Agents like Operator essentially work by taking screenshots of a user’s browser and sending the images back to OpenAI for analysis. Once its models determine the next step needed to complete a task, the browser is instructed to move and click the mouse on the appropriate target or type text into the input field. It takes advantage of multimodal technology from OpenAI and other developers that can interpret different forms of input, in this case text and images.

The promise of the recent wave of AI startups is that they will be able to create artificial general intelligence (AGI) that can replace humans in most of the tasks they perform today and make everyone’s lives more efficient. Since the exponential performance gains of language models have slowed down, these companies are looking for new ways to help them achieve this goal, and computer-assisted use agents are one of them. Artificial intelligence can’t truly replace humans until it can physically perform tasks for them – writing text is only part of the task. Bots also need to be able to work with spreadsheets, watch videos, and more.

After Anthropic released a preliminary version of its computer bot, early testers complained that it was at best underdeveloped, getting stuck in loops where it didn’t know what to do, or forgetting about the task and starting to do something completely different, such as looking at nature photos on Google Images. It is also slow and expensive to operate.
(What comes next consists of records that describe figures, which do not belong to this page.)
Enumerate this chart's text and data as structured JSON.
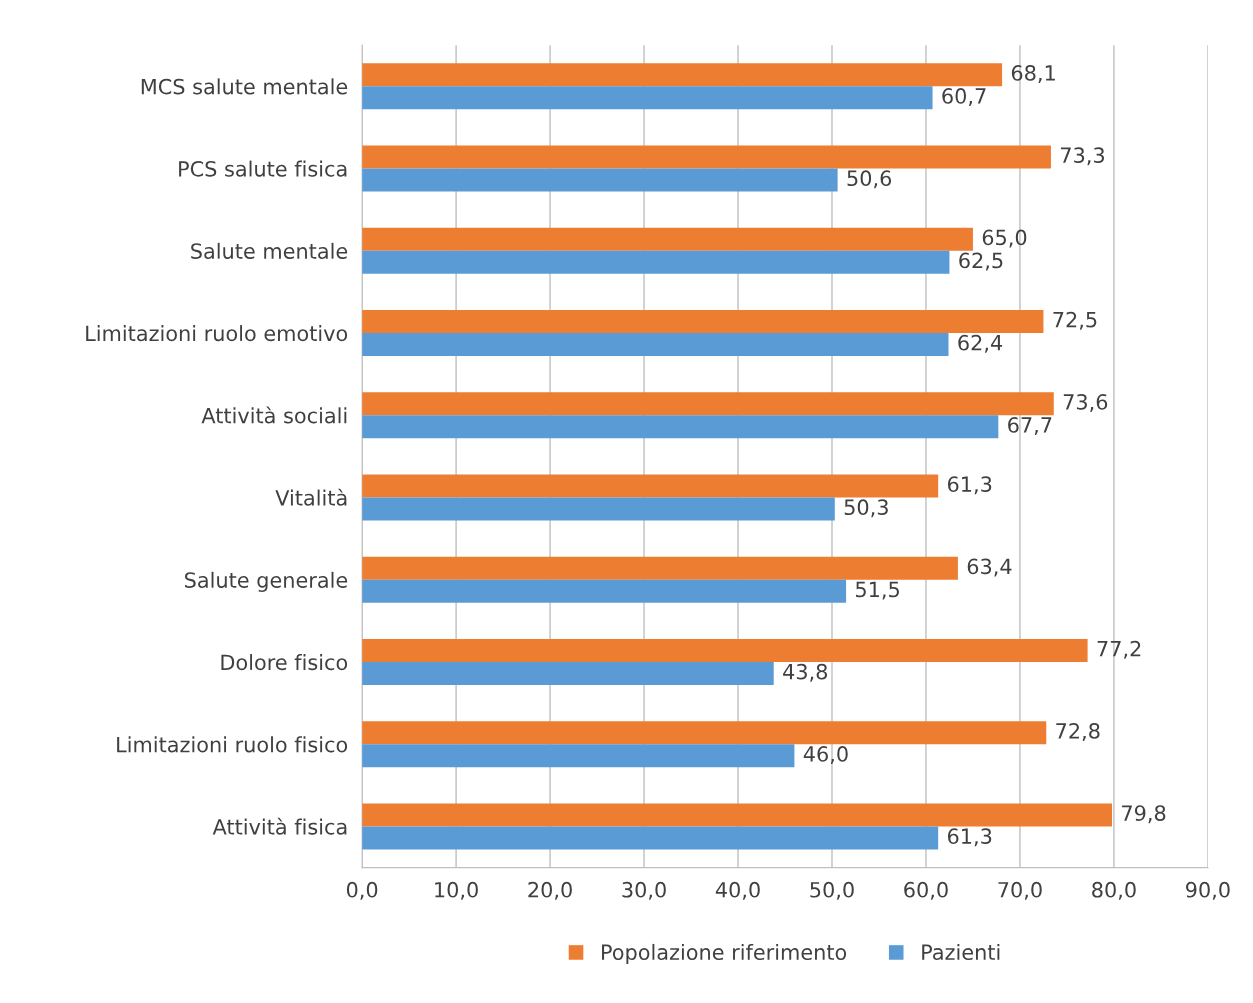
{
  "chart_data": {
    "type": "bar",
    "orientation": "horizontal",
    "categories": [
      "MCS salute mentale",
      "PCS salute fisica",
      "Salute mentale",
      "Limitazioni ruolo emotivo",
      "Attività sociali",
      "Vitalità",
      "Salute generale",
      "Dolore fisico",
      "Limitazioni ruolo fisico",
      "Attività fisica"
    ],
    "series": [
      {
        "name": "Popolazione riferimento",
        "color": "#ed7d31",
        "values": [
          68.1,
          73.3,
          65.0,
          72.5,
          73.6,
          61.3,
          63.4,
          77.2,
          72.8,
          79.8
        ],
        "value_labels": [
          "68,1",
          "73,3",
          "65,0",
          "72,5",
          "73,6",
          "61,3",
          "63,4",
          "77,2",
          "72,8",
          "79,8"
        ]
      },
      {
        "name": "Pazienti",
        "color": "#5b9bd5",
        "values": [
          60.7,
          50.6,
          62.5,
          62.4,
          67.7,
          50.3,
          51.5,
          43.8,
          46.0,
          61.3
        ],
        "value_labels": [
          "60,7",
          "50,6",
          "62,5",
          "62,4",
          "67,7",
          "50,3",
          "51,5",
          "43,8",
          "46,0",
          "61,3"
        ]
      }
    ],
    "xlim": [
      0,
      90
    ],
    "xticks": [
      {
        "value": 0,
        "label": "0,0"
      },
      {
        "value": 10,
        "label": "10,0"
      },
      {
        "value": 20,
        "label": "20,0"
      },
      {
        "value": 30,
        "label": "30,0"
      },
      {
        "value": 40,
        "label": "40,0"
      },
      {
        "value": 50,
        "label": "50,0"
      },
      {
        "value": 60,
        "label": "60,0"
      },
      {
        "value": 70,
        "label": "70,0"
      },
      {
        "value": 80,
        "label": "80,0"
      },
      {
        "value": 90,
        "label": "90,0"
      }
    ],
    "grid": "x",
    "legend": "bottom"
  }
}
Keeping a human in the loop will be extremely important with a bot that is given such a high level of control and access to critical data. It seems that perhaps computer agents will be similar to self-driving cars. Google was able to make a car drive on a straight road on its own quite easily, but it took years to solve edge scenarios.

There is debate about how to measure AGI and when it will be “achieved,” but OpenAI has told its largest sponsor, Microsoft, that it believes AGI will be achieved when it creates an AI that can generate at least $100 billion in revenue. This is a lofty goal considering that OpenAI predicts that it will generate $12 billion in revenue in 2025, while still losing billions.

At the same time, neither Microsoft nor Google has seen enterprise customers ready to adopt AI tools as quickly as they had hoped. Instead of charging $20-30 per employee to add AI tools to their packages, both companies are now shoving AI into their standard packages and raising prices by a couple of dollars accordingly.